Odeen's, town renew contract to feed golfers

Odeen's serves barbecue at the annual Ridgefield Gone Country festival in May. — Steve Coulter photo
Odeen's serves barbecue at the annual Ridgefield Gone Country festival in May. — Steve Coulter photo

Odeen’s BBQ will continue serving the needs of hungry and thirsty golfers.

A one-year extension of Marshall Odeen’s agreement with the town for the restaurant concession at the Ridgefield Golf Course was unanimously approved by the Board of Selectmen at a recent meeting.

The agreement, which had the support of the course’s golf pro, Frank Sergiovanni, extends Odeen’s concession through Dec. 31, 2019.
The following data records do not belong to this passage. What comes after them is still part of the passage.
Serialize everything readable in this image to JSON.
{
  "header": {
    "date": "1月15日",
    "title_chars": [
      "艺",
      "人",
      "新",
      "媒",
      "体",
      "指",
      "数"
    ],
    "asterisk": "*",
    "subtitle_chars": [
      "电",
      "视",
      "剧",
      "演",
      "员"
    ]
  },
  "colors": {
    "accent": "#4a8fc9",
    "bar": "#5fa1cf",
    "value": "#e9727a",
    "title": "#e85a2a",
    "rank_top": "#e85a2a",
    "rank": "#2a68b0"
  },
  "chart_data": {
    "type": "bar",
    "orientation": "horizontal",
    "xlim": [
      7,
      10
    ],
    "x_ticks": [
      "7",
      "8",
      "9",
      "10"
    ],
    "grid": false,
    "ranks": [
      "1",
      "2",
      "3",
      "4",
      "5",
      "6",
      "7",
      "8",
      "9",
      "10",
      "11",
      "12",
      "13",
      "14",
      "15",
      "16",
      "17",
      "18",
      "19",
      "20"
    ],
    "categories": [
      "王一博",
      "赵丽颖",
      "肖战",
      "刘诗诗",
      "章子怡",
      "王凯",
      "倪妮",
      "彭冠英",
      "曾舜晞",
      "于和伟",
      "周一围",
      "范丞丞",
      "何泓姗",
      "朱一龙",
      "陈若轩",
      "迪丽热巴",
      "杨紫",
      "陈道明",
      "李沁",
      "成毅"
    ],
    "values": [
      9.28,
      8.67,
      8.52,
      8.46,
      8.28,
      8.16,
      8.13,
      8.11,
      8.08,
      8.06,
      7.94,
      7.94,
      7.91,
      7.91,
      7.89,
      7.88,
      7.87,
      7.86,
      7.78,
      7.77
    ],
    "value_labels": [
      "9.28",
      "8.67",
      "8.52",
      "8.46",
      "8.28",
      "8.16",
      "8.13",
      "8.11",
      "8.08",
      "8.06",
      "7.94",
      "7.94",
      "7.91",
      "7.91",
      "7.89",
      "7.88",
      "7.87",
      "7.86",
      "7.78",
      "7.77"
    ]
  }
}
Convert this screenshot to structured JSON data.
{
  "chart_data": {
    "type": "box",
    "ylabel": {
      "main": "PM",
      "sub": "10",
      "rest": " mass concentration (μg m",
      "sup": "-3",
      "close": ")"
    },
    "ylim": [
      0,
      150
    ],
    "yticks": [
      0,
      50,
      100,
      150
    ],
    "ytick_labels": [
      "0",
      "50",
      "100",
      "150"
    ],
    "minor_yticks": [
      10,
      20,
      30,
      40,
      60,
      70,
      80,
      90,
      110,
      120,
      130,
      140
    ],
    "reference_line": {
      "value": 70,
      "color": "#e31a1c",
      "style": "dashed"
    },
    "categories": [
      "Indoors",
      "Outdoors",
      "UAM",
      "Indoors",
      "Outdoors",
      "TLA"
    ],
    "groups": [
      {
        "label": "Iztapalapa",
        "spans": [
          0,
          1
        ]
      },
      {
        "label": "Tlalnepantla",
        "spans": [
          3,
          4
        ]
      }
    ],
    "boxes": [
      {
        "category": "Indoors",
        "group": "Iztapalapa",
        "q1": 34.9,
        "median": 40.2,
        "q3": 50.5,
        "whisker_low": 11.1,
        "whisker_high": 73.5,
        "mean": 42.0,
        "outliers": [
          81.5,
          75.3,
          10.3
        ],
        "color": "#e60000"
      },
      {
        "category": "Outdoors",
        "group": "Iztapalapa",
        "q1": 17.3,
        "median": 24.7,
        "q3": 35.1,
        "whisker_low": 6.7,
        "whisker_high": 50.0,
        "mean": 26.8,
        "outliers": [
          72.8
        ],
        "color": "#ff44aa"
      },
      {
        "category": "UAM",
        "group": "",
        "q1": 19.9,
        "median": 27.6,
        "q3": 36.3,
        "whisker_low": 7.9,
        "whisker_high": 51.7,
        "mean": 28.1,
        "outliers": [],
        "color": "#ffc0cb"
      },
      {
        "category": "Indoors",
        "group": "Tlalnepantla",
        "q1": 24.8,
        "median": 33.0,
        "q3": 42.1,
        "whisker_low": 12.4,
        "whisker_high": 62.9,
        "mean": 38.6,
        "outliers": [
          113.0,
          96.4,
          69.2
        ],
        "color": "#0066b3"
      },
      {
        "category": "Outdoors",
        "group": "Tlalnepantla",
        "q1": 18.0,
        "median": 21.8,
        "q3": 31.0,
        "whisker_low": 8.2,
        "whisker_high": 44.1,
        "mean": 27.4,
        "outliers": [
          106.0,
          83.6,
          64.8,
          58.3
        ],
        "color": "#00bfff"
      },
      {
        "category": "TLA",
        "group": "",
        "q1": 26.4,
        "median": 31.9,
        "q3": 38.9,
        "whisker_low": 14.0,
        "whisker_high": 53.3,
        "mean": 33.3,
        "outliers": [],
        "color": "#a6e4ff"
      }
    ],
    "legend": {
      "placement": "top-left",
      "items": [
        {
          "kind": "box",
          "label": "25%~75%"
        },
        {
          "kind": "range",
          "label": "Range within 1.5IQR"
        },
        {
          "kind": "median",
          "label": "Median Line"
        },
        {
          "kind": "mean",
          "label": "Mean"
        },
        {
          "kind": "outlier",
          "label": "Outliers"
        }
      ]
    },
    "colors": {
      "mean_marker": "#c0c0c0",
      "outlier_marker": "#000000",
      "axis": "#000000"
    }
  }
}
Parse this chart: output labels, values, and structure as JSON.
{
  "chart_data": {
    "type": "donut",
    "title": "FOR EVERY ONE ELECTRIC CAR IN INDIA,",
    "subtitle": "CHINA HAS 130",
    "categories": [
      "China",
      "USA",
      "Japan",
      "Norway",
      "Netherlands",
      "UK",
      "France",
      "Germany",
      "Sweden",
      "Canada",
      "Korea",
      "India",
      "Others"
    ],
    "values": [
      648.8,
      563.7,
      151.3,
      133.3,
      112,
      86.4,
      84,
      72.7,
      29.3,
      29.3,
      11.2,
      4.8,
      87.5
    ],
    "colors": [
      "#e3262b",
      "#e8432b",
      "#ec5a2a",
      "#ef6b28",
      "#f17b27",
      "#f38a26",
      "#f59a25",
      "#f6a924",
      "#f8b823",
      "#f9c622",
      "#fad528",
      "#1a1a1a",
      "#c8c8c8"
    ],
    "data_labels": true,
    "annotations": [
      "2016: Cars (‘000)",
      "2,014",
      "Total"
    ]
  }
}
“We do have a partnership,” Sergiovanni told the selectmen. “We do have issues … Any bumps in the road, we work through.”

An example of an issue, he said, is “the handling of the beverage cart, and the days it should operate.”

Areas where cooperative efforts had been fruitful include the new “snack shack” facility and also a new awning over the deck.

“We’ve partnered on improvements,” Sergiovanni said. “...I do feel the town has a partnership with Odeen’s.”

Odeen’s took on the golf food and beverage concession three years ago, after the town’s relationship with the previous operator deteriorated — with hours of operation the most contentious issue.

The initial three-year contract between Odeen’s and the town was scheduled to end later this year, after the golf season.

The business — which is dependent on good golf weather — started off exceeding revenue projections.

“Our first year were about 27% above,” Odeen said.

“The next season, down 8%,” he said.  

How about this year?

“You’ve seen all the rain,” Odeen said.

‘Deluge after deluge’

Sergiovanni offered similar testimony when asked if the course was getting more golfers.

Comparisons are thrown off because the weather’s been so bad, he said.

The course went through its worst 50-day period in memory this summer.

“Not just rain, but deluge after deluge,” Sergiovanni said.

“I’ve been in the business 35 years, and I’ve never seen anything like it.”

The food operation’s customer base is people who come to play golf — and that’s controlled indirectly by the contract.

“The spirit of the agreement is they’re not operating outside of the golf day,” Sergiovanni said.

Still, there are some non-golfing customers.

“Do people come just for lunch?” Selectwoman Barbara Manners asked.

“They do,” said Odeen. “They come just for lunch. They come just for dinner. They come just for cocktails at sunset...

“We’ve got flowers out on the deck,” Odeen said. “I really believe it’s one of the most enjoyable public views in town.”